2. Attitude: Unlike the emotionally spent Flyers, the Devils never seem to get too high or too low. Maybe that's a testament to New Jersey's "no frills'' franchise motto, from top to bottom. The playoffs are a 2-month marathon and the Devils seem to understand that. Unlike Los Angeles, which needed just 14 games to get to the finals, the Devils have faced a bit of adversity this spring.
3. Shutdown roles: The matchup seems to favor the Devils since they have done such a good job of minimizing their opponents' top lines this postseason. They limited Claude Giroux, Jaromir Jagr and Scott Hartnell to a combined seven points in five games. Last series, the Rangers' Brad Richards and Marian Gaborik combined for one goal.
4. Who are these guys?: Stephen Gionta is only a recognizable player in the Devils' lineup because of the name on the back of his jersey. His brother, Brian, was a New Jersey mainstay. Stephen Gionta, 28, played just 13 NHL games before this playoff run but has chipped in with seven points. Ryan Carter, Steve Bernier and even defenseman Peter Harrold, all unknowns before the playoffs, have been phenomenal.
5. Marty being Marty: Suffice to say, the Devils will only go as far as their goaltender takes them. Martin Brodeur was shaky against the Flyers, yet brilliant against the Rangers. He has given up more than two goals in a game just once in seven starts since turning 40 on May 6. No one ever thought he would be strong enough to get the Devils back to the finals, let alone deliver a fourth Stanley Cup to the New Jersey swamps.
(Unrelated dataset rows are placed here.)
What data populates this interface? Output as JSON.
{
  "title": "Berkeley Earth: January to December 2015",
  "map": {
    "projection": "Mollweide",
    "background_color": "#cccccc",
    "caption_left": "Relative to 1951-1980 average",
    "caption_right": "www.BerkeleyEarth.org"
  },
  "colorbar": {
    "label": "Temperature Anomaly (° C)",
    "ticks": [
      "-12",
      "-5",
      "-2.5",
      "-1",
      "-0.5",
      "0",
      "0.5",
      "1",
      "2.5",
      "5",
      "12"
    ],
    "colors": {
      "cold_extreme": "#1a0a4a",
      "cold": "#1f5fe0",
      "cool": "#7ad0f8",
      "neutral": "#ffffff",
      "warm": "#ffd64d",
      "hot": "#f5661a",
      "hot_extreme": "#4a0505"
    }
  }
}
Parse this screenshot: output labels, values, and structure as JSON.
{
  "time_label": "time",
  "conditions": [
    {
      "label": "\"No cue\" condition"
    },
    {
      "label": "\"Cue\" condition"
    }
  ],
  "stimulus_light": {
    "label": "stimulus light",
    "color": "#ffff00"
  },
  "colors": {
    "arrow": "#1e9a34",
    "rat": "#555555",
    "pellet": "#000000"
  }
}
Yet, here he is.
Five reasons the Kings will win
1. Game 1: It might be as simple as saying that the Kings will win their first Stanley Cup in franchise history - after entering the NHL in the same year as the Flyers in 1967 - by winning Game 1. Amazingly, Los Angeles is 8-0 this postseason away from Staples Center.
2. Jonathan Quick: If the Kings netminder is not the runaway Conn Smythe Trophy winner as the playoffs' MVP, the voting system is flawed. He is the one obvious advantage for Los Angeles in this series. Quick is 12-2-0 with a 1.54 goals-against average and .946 save percentage in the playoffs. He has outplayed Roberto Luongo, Brian Elliott and Mike Smith - three sharp goaltenders - on his way to the finals.
3. Depth scoring: After scoring the second-fewest goals (194) of any team in the league during the regular season, the Kings have gotten timely contributions from unexpected sources. Dustin Penner has 10 points in the playoffs, including his Western Conference final-clinching overtime winner last week, after posting just 18 in 65 regular-season games.
4. The travel: The Devils have had a fortunate playoff run so far, not traveling much more than 90 miles over the past month between Philadelphia and New York. The Kings are used to a long haul. The flight was short to Phoenix, but it was a decent ride back and forth to Vancouver (1,200 miles) and St. Louis (1,800 miles) this spring. They will be long and daunting plane rides for the Devils, especially if they are in a hole early in the series.
5. Flyers connection: Penner, who suffered back spasms once this season while eating pancakes, has been playing on a line with Jeff Carter and Mike Richards. They've brought a steady net presence for Darryl Sutter. Richards and Carter rarely played on a line together in Philadelphia. The trio has combined for 30 points in just 14 playoff games.